Yazılıp çizilene, söylenenlere göre hemen hepsi en pahalı markalardan zevksiz çaputlar satın alıyor, hatta bu alış-verişler için Avrupa yolculukları yapıyorlar.

Şatafat deniyor ya, hayır bu şatafat filan değil, sonradan görmeliğin en pespaye olanı.

Herif beylerin hemen hepsi kirli sakallı, kadınlarının-kızlarının hepsi ise boya çanağına düşmüş gibi makyajlı.

Kuyumcu dükkânı gibi her yerlerinden pahalı takılar sarkıyor.

Hepsi aynı marka çantalar, saatler taşıyor, 3 metreden çevreye yayılan kokular sürüyor, yüksek topuklu ayakkabılar giyiyorlar ve hepsi rengârenk örtülü. 
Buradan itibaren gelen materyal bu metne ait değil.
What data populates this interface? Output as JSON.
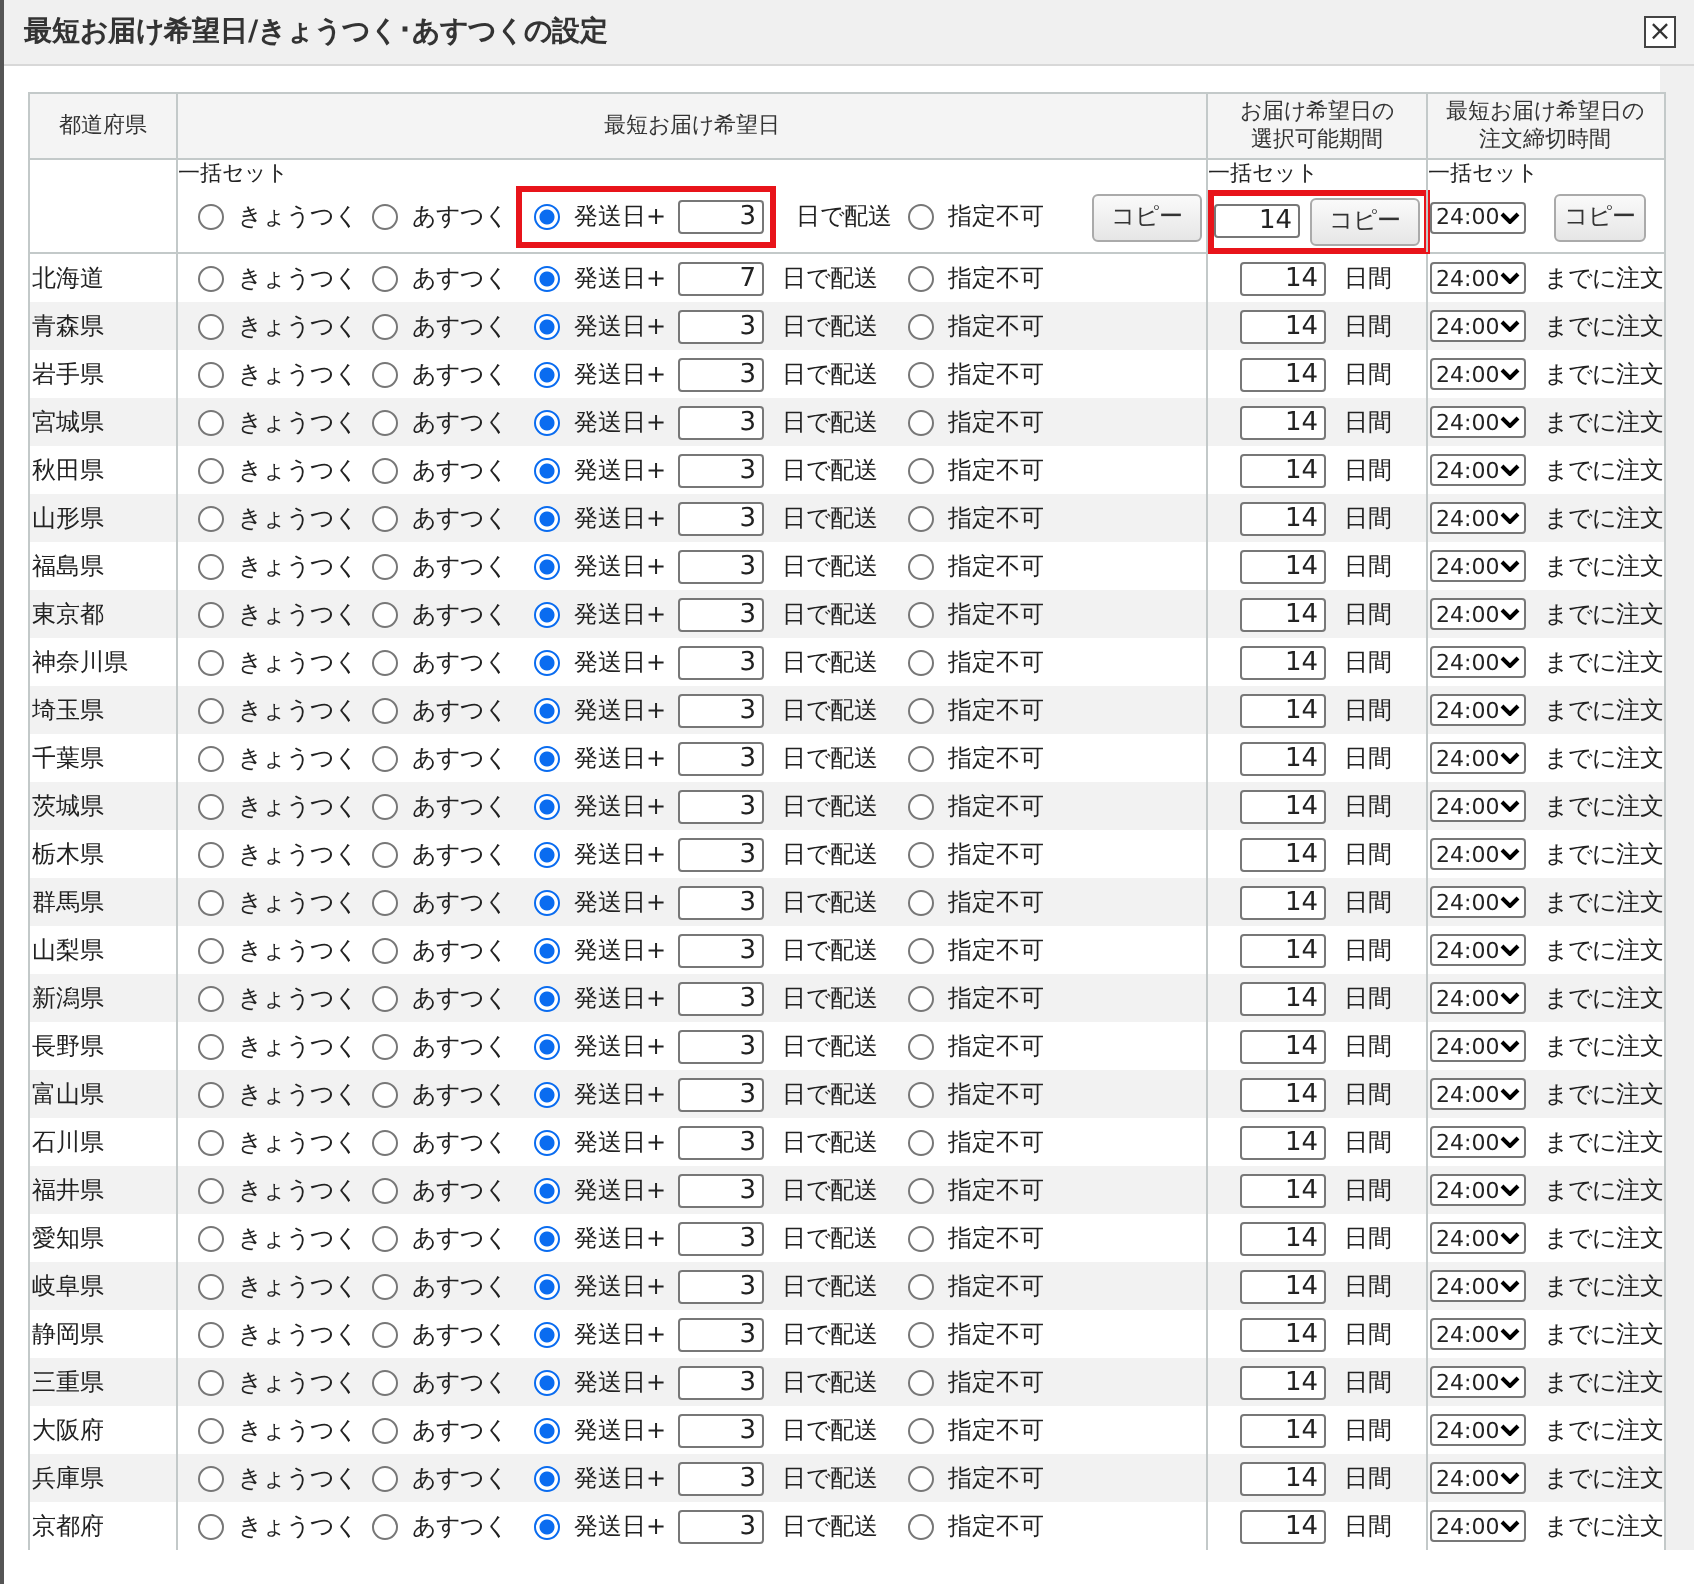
{
  "window": {
    "title": "最短お届け希望日/きょうつく･あすつくの設定",
    "close": "×"
  },
  "table": {
    "columns": [
      "都道府県",
      "最短お届け希望日",
      "お届け希望日の選択可能期間",
      "最短お届け希望日の注文締切時間"
    ],
    "bulk": {
      "label": "一括セット",
      "options": [
        {
          "label": "きょうつく",
          "selected": false
        },
        {
          "label": "あすつく",
          "selected": false
        },
        {
          "label": "発送日+",
          "selected": true,
          "highlighted": true
        },
        {
          "label": "指定不可",
          "selected": false
        }
      ],
      "days": "3",
      "days_unit": "日で配送",
      "copy": "コピー",
      "period_label": "一括セット",
      "period": "14",
      "period_copy": "コピー",
      "period_highlighted": true,
      "cutoff_label": "一括セット",
      "cutoff": "24:00",
      "cutoff_copy": "コピー"
    },
    "rows": [
      {
        "prefecture": "北海道",
        "options": [
          {
            "label": "きょうつく",
            "selected": false
          },
          {
            "label": "あすつく",
            "selected": false
          },
          {
            "label": "発送日+",
            "selected": true
          },
          {
            "label": "指定不可",
            "selected": false
          }
        ],
        "days": "7",
        "days_unit": "日で配送",
        "period": "14",
        "period_unit": "日間",
        "cutoff": "24:00",
        "cutoff_note": "までに注文"
      },
      {
        "prefecture": "青森県",
        "options": [
          {
            "label": "きょうつく",
            "selected": false
          },
          {
            "label": "あすつく",
            "selected": false
          },
          {
            "label": "発送日+",
            "selected": true
          },
          {
            "label": "指定不可",
            "selected": false
          }
        ],
        "days": "3",
        "days_unit": "日で配送",
        "period": "14",
        "period_unit": "日間",
        "cutoff": "24:00",
        "cutoff_note": "までに注文"
      },
      {
        "prefecture": "岩手県",
        "options": [
          {
            "label": "きょうつく",
            "selected": false
          },
          {
            "label": "あすつく",
            "selected": false
          },
          {
            "label": "発送日+",
            "selected": true
          },
          {
            "label": "指定不可",
            "selected": false
          }
        ],
        "days": "3",
        "days_unit": "日で配送",
        "period": "14",
        "period_unit": "日間",
        "cutoff": "24:00",
        "cutoff_note": "までに注文"
      },
      {
        "prefecture": "宮城県",
        "options": [
          {
            "label": "きょうつく",
            "selected": false
          },
          {
            "label": "あすつく",
            "selected": false
          },
          {
            "label": "発送日+",
            "selected": true
          },
          {
            "label": "指定不可",
            "selected": false
          }
        ],
        "days": "3",
        "days_unit": "日で配送",
        "period": "14",
        "period_unit": "日間",
        "cutoff": "24:00",
        "cutoff_note": "までに注文"
      },
      {
        "prefecture": "秋田県",
        "options": [
          {
            "label": "きょうつく",
            "selected": false
          },
          {
            "label": "あすつく",
            "selected": false
          },
          {
            "label": "発送日+",
            "selected": true
          },
          {
            "label": "指定不可",
            "selected": false
          }
        ],
        "days": "3",
        "days_unit": "日で配送",
        "period": "14",
        "period_unit": "日間",
        "cutoff": "24:00",
        "cutoff_note": "までに注文"
      },
      {
        "prefecture": "山形県",
        "options": [
          {
            "label": "きょうつく",
            "selected": false
          },
          {
            "label": "あすつく",
            "selected": false
          },
          {
            "label": "発送日+",
            "selected": true
          },
          {
            "label": "指定不可",
            "selected": false
          }
        ],
        "days": "3",
        "days_unit": "日で配送",
        "period": "14",
        "period_unit": "日間",
        "cutoff": "24:00",
        "cutoff_note": "までに注文"
      },
      {
        "prefecture": "福島県",
        "options": [
          {
            "label": "きょうつく",
            "selected": false
          },
          {
            "label": "あすつく",
            "selected": false
          },
          {
            "label": "発送日+",
            "selected": true
          },
          {
            "label": "指定不可",
            "selected": false
          }
        ],
        "days": "3",
        "days_unit": "日で配送",
        "period": "14",
        "period_unit": "日間",
        "cutoff": "24:00",
        "cutoff_note": "までに注文"
      },
      {
        "prefecture": "東京都",
        "options": [
          {
            "label": "きょうつく",
            "selected": false
          },
          {
            "label": "あすつく",
            "selected": false
          },
          {
            "label": "発送日+",
            "selected": true
          },
          {
            "label": "指定不可",
            "selected": false
          }
        ],
        "days": "3",
        "days_unit": "日で配送",
        "period": "14",
        "period_unit": "日間",
        "cutoff": "24:00",
        "cutoff_note": "までに注文"
      },
      {
        "prefecture": "神奈川県",
        "options": [
          {
            "label": "きょうつく",
            "selected": false
          },
          {
            "label": "あすつく",
            "selected": false
          },
          {
            "label": "発送日+",
            "selected": true
          },
          {
            "label": "指定不可",
            "selected": false
          }
        ],
        "days": "3",
        "days_unit": "日で配送",
        "period": "14",
        "period_unit": "日間",
        "cutoff": "24:00",
        "cutoff_note": "までに注文"
      },
      {
        "prefecture": "埼玉県",
        "options": [
          {
            "label": "きょうつく",
            "selected": false
          },
          {
            "label": "あすつく",
            "selected": false
          },
          {
            "label": "発送日+",
            "selected": true
          },
          {
            "label": "指定不可",
            "selected": false
          }
        ],
        "days": "3",
        "days_unit": "日で配送",
        "period": "14",
        "period_unit": "日間",
        "cutoff": "24:00",
        "cutoff_note": "までに注文"
      },
      {
        "prefecture": "千葉県",
        "options": [
          {
            "label": "きょうつく",
            "selected": false
          },
          {
            "label": "あすつく",
            "selected": false
          },
          {
            "label": "発送日+",
            "selected": true
          },
          {
            "label": "指定不可",
            "selected": false
          }
        ],
        "days": "3",
        "days_unit": "日で配送",
        "period": "14",
        "period_unit": "日間",
        "cutoff": "24:00",
        "cutoff_note": "までに注文"
      },
      {
        "prefecture": "茨城県",
        "options": [
          {
            "label": "きょうつく",
            "selected": false
          },
          {
            "label": "あすつく",
            "selected": false
          },
          {
            "label": "発送日+",
            "selected": true
          },
          {
            "label": "指定不可",
            "selected": false
          }
        ],
        "days": "3",
        "days_unit": "日で配送",
        "period": "14",
        "period_unit": "日間",
        "cutoff": "24:00",
        "cutoff_note": "までに注文"
      },
      {
        "prefecture": "栃木県",
        "options": [
          {
            "label": "きょうつく",
            "selected": false
          },
          {
            "label": "あすつく",
            "selected": false
          },
          {
            "label": "発送日+",
            "selected": true
          },
          {
            "label": "指定不可",
            "selected": false
          }
        ],
        "days": "3",
        "days_unit": "日で配送",
        "period": "14",
        "period_unit": "日間",
        "cutoff": "24:00",
        "cutoff_note": "までに注文"
      },
      {
        "prefecture": "群馬県",
        "options": [
          {
            "label": "きょうつく",
            "selected": false
          },
          {
            "label": "あすつく",
            "selected": false
          },
          {
            "label": "発送日+",
            "selected": true
          },
          {
            "label": "指定不可",
            "selected": false
          }
        ],
        "days": "3",
        "days_unit": "日で配送",
        "period": "14",
        "period_unit": "日間",
        "cutoff": "24:00",
        "cutoff_note": "までに注文"
      },
      {
        "prefecture": "山梨県",
        "options": [
          {
            "label": "きょうつく",
            "selected": false
          },
          {
            "label": "あすつく",
            "selected": false
          },
          {
            "label": "発送日+",
            "selected": true
          },
          {
            "label": "指定不可",
            "selected": false
          }
        ],
        "days": "3",
        "days_unit": "日で配送",
        "period": "14",
        "period_unit": "日間",
        "cutoff": "24:00",
        "cutoff_note": "までに注文"
      },
      {
        "prefecture": "新潟県",
        "options": [
          {
            "label": "きょうつく",
            "selected": false
          },
          {
            "label": "あすつく",
            "selected": false
          },
          {
            "label": "発送日+",
            "selected": true
          },
          {
            "label": "指定不可",
            "selected": false
          }
        ],
        "days": "3",
        "days_unit": "日で配送",
        "period": "14",
        "period_unit": "日間",
        "cutoff": "24:00",
        "cutoff_note": "までに注文"
      },
      {
        "prefecture": "長野県",
        "options": [
          {
            "label": "きょうつく",
            "selected": false
          },
          {
            "label": "あすつく",
            "selected": false
          },
          {
            "label": "発送日+",
            "selected": true
          },
          {
            "label": "指定不可",
            "selected": false
          }
        ],
        "days": "3",
        "days_unit": "日で配送",
        "period": "14",
        "period_unit": "日間",
        "cutoff": "24:00",
        "cutoff_note": "までに注文"
      },
      {
        "prefecture": "富山県",
        "options": [
          {
            "label": "きょうつく",
            "selected": false
          },
          {
            "label": "あすつく",
            "selected": false
          },
          {
            "label": "発送日+",
            "selected": true
          },
          {
            "label": "指定不可",
            "selected": false
          }
        ],
        "days": "3",
        "days_unit": "日で配送",
        "period": "14",
        "period_unit": "日間",
        "cutoff": "24:00",
        "cutoff_note": "までに注文"
      },
      {
        "prefecture": "石川県",
        "options": [
          {
            "label": "きょうつく",
            "selected": false
          },
          {
            "label": "あすつく",
            "selected": false
          },
          {
            "label": "発送日+",
            "selected": true
          },
          {
            "label": "指定不可",
            "selected": false
          }
        ],
        "days": "3",
        "days_unit": "日で配送",
        "period": "14",
        "period_unit": "日間",
        "cutoff": "24:00",
        "cutoff_note": "までに注文"
      },
      {
        "prefecture": "福井県",
        "options": [
          {
            "label": "きょうつく",
            "selected": false
          },
          {
            "label": "あすつく",
            "selected": false
          },
          {
            "label": "発送日+",
            "selected": true
          },
          {
            "label": "指定不可",
            "selected": false
          }
        ],
        "days": "3",
        "days_unit": "日で配送",
        "period": "14",
        "period_unit": "日間",
        "cutoff": "24:00",
        "cutoff_note": "までに注文"
      },
      {
        "prefecture": "愛知県",
        "options": [
          {
            "label": "きょうつく",
            "selected": false
          },
          {
            "label": "あすつく",
            "selected": false
          },
          {
            "label": "発送日+",
            "selected": true
          },
          {
            "label": "指定不可",
            "selected": false
          }
        ],
        "days": "3",
        "days_unit": "日で配送",
        "period": "14",
        "period_unit": "日間",
        "cutoff": "24:00",
        "cutoff_note": "までに注文"
      },
      {
        "prefecture": "岐阜県",
        "options": [
          {
            "label": "きょうつく",
            "selected": false
          },
          {
            "label": "あすつく",
            "selected": false
          },
          {
            "label": "発送日+",
            "selected": true
          },
          {
            "label": "指定不可",
            "selected": false
          }
        ],
        "days": "3",
        "days_unit": "日で配送",
        "period": "14",
        "period_unit": "日間",
        "cutoff": "24:00",
        "cutoff_note": "までに注文"
      },
      {
        "prefecture": "静岡県",
        "options": [
          {
            "label": "きょうつく",
            "selected": false
          },
          {
            "label": "あすつく",
            "selected": false
          },
          {
            "label": "発送日+",
            "selected": true
          },
          {
            "label": "指定不可",
            "selected": false
          }
        ],
        "days": "3",
        "days_unit": "日で配送",
        "period": "14",
        "period_unit": "日間",
        "cutoff": "24:00",
        "cutoff_note": "までに注文"
      },
      {
        "prefecture": "三重県",
        "options": [
          {
            "label": "きょうつく",
            "selected": false
          },
          {
            "label": "あすつく",
            "selected": false
          },
          {
            "label": "発送日+",
            "selected": true
          },
          {
            "label": "指定不可",
            "selected": false
          }
        ],
        "days": "3",
        "days_unit": "日で配送",
        "period": "14",
        "period_unit": "日間",
        "cutoff": "24:00",
        "cutoff_note": "までに注文"
      },
      {
        "prefecture": "大阪府",
        "options": [
          {
            "label": "きょうつく",
            "selected": false
          },
          {
            "label": "あすつく",
            "selected": false
          },
          {
            "label": "発送日+",
            "selected": true
          },
          {
            "label": "指定不可",
            "selected": false
          }
        ],
        "days": "3",
        "days_unit": "日で配送",
        "period": "14",
        "period_unit": "日間",
        "cutoff": "24:00",
        "cutoff_note": "までに注文"
      },
      {
        "prefecture": "兵庫県",
        "options": [
          {
            "label": "きょうつく",
            "selected": false
          },
          {
            "label": "あすつく",
            "selected": false
          },
          {
            "label": "発送日+",
            "selected": true
          },
          {
            "label": "指定不可",
            "selected": false
          }
        ],
        "days": "3",
        "days_unit": "日で配送",
        "period": "14",
        "period_unit": "日間",
        "cutoff": "24:00",
        "cutoff_note": "までに注文"
      },
      {
        "prefecture": "京都府",
        "options": [
          {
            "label": "きょうつく",
            "selected": false
          },
          {
            "label": "あすつく",
            "selected": false
          },
          {
            "label": "発送日+",
            "selected": true
          },
          {
            "label": "指定不可",
            "selected": false
          }
        ],
        "days": "3",
        "days_unit": "日で配送",
        "period": "14",
        "period_unit": "日間",
        "cutoff": "24:00",
        "cutoff_note": "までに注文"
      }
    ]
  }
}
Bu örtülere türban demek türban takanlara haksızlık olur!

Haydi, örtüyü anladık diyelim yani moda galiba deyip geçelim, peki o örtünün altında bütün bedenlerini teşhir eden daracık pantolonlara, taytlara ne demeli?
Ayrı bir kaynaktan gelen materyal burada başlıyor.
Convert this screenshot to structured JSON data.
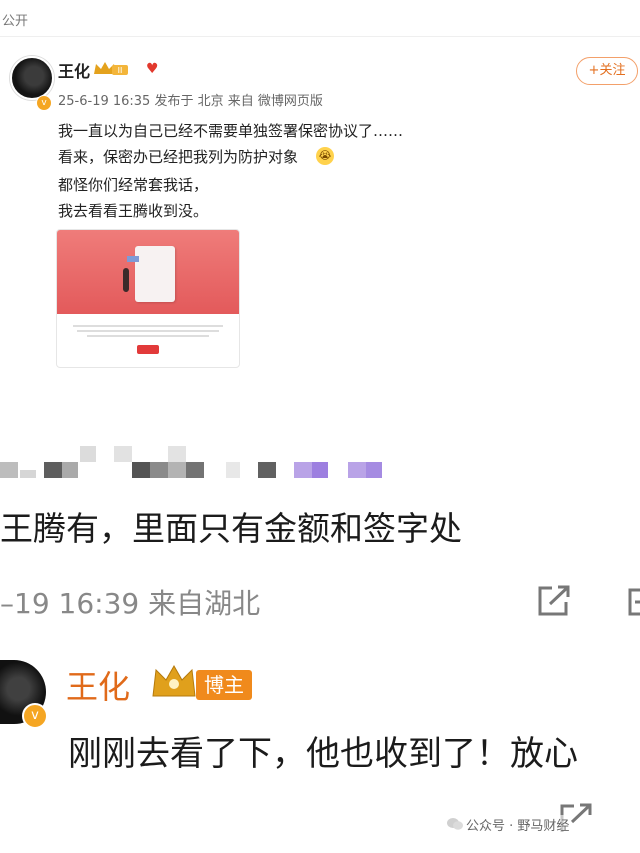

Bu yaratıklara “Süslüman” deniyor, bunu ilk kim demişti tam anımsamıyorum ama ben sevmiştim.

Sosyal medya paylaşımlarını görüyorsunuzdur.

Birbirlerinin düğün-nişan-kına-sünnet törenlerinde vur patlasın çal oynasın gerdan kırıp, göbek atıyorlar.

Türkçeleri Türkçe değil, birbirleriyle kurdukları diyalogları anlamak için sözlüklere baksanız yine çözemezsiniz, bir arabesk şarkının nakaratı gibiler.

Tamamı saray özentisi içindeki bu yaratıkların dünyasında ne ekonomik kriz var, ne taciz, ne tecavüz, ne işsizlik, ne doğa-çevre katliamları, ne sanat düşmanlığı.

Abartıyorsunuz bunlar toplumun binde biri filan diyebilirsiniz ya da daha da azı.

Bu gerçeği değiştirmez ki, Anadolu’da gittiğim her kentte varlar, Avrupa ülkelerinde varlar.

Peki, nereden geliyor bu paranın bolluğu?

Hepsi eğitimli, birden fazla dil konuşabiliyorlar ya da bazı çok uluslu şirketlerin sahipleri, yöneticileri filan mı?

Görünen o ki hiçbiri “iş dünyasının gülleri” değiller, ya “baba parası” zıkkımlanıyorlar ya “koca, sevgili parası” ya da başka bir durum var!

Koskoca ülkede bir bunların dünyasında AKP birinci parti bir de en dipte açlıktan, yoksulluktan başını kaldıramayan, din simsarlarının elindeki canım Anadolu insanının ve elbette “Devleti biz yönetiyoruz, devlet biziz” diyenlerin dünyasında.

Şimdi bu yazıyı okuyan gericiliğin bazı hokkabazları ve kendilerini “kadın hakları savunucusu” ilan etmiş bazı çevreler beni "insanları kılık-kıyafetlerine bakarak ötekileştirmekle" filan yaftalar, düşman ilan edebilirler.

Umurumda değil.

Çünkü ülkemdeki din simsarı, asalaklığın yarattığı; yoksulluğu, işsizliği, talanı, yalanı, adaletsizliği, sanat düşmanlığını, ahlaksızlığı ve her gün daha da derinleşen çürümeyi asla gizleyemezler.

Bu yalan saltanatının asıl kaynağını yok etmeden ülkenin bir adım bile uygarlığa kapı aralaması ise asla mümkün değildir.